Good for the Patient, Good for the Practice
Patients clearly stand to benefit greatly from achieving their goals in terms of better health. But there is also a clear advantage to the practitioner who helps patients achieve their important goals - it's a practice builder.
In 2005, the Institute for Alternative Futures (www.altfutures.com) published The Future of Chiropractic Revisited: 2005 to 2015. Their report stated, "Lifestyle approaches are often the most effective way to prevent disease or to reverse it in its early stages. A 'healthy life' is viewed as powerful medicine and many types of providers ... commit to build practices as 'healthy life doctors.'" With this in mind, and factoring in the aging baby boomers (arguably the first generation to take preventive care and wellness seriously and to take charge of their own health care), chiropractors would do well to consider the possibility of including health coaching as a primary communication strategy to help patients achieve their goals.
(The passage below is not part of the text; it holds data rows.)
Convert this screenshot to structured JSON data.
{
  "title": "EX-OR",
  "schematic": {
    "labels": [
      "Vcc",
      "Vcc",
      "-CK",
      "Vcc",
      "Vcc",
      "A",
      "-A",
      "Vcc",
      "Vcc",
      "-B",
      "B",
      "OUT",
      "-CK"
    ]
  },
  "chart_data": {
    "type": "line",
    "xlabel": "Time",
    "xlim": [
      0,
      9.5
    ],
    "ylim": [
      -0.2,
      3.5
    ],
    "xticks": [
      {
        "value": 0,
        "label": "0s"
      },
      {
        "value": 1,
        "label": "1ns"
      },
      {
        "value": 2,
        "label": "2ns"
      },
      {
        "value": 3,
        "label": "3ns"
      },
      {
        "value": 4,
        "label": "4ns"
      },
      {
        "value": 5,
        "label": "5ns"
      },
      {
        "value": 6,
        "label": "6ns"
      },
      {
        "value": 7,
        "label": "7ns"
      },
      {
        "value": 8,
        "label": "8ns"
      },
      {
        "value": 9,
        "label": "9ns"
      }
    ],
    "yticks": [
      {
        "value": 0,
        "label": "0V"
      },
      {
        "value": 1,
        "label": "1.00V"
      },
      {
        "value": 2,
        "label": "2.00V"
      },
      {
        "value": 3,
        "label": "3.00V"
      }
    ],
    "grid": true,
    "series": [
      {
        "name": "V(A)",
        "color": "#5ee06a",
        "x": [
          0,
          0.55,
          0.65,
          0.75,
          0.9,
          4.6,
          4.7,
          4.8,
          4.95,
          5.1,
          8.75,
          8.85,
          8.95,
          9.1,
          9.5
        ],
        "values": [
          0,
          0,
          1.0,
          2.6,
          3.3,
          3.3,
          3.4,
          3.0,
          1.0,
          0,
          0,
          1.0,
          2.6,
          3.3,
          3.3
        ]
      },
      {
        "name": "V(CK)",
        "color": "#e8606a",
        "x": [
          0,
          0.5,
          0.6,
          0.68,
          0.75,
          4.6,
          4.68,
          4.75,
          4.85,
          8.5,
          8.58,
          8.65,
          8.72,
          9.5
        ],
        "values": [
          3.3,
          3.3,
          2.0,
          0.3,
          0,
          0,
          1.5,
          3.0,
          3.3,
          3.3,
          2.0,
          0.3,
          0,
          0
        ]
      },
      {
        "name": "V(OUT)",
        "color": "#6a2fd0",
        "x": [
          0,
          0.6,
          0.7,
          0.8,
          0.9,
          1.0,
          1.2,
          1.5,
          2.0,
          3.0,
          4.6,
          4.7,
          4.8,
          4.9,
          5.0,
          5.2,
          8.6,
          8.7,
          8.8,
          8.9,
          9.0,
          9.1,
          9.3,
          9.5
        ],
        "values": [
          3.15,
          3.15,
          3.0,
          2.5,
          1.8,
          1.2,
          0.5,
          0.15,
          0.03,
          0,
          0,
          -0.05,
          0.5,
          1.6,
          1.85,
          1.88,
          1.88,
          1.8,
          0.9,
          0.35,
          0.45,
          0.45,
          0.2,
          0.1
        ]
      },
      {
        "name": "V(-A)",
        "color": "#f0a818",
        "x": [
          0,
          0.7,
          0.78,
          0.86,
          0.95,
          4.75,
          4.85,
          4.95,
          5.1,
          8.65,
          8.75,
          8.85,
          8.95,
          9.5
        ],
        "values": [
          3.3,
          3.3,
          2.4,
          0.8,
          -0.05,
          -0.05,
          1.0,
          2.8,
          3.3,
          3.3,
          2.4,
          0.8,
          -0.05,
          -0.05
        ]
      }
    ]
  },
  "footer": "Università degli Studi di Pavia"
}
You may be the best clinician in your community, but most patients have no way to measure your technical or clinical ability. What they can measure - and what they talk about - is how much they feel cared for. Becoming genuinely interested in helping patients achieve goals that are important to them demonstrates a level of caring that goes far beyond what most patients expect. And exceeding expectations is an excellent marketing tool.
If you can get your chubby, golf-loving patient with low back pain back out on his favorite course, he will have achieved his goal and will sing your praises to his golf buddies on every other hole. Help a grandmother experience the joy of being able to pick up her grandchildren without pain, and her friends and family will be sure to hear about it. Partner with a patient to help her regain her ability to teach yoga and you'll likely find yourself with a few new yogis and yoginis in your practice. Consider how you might help your patients achieve these kinds of results through health coaching.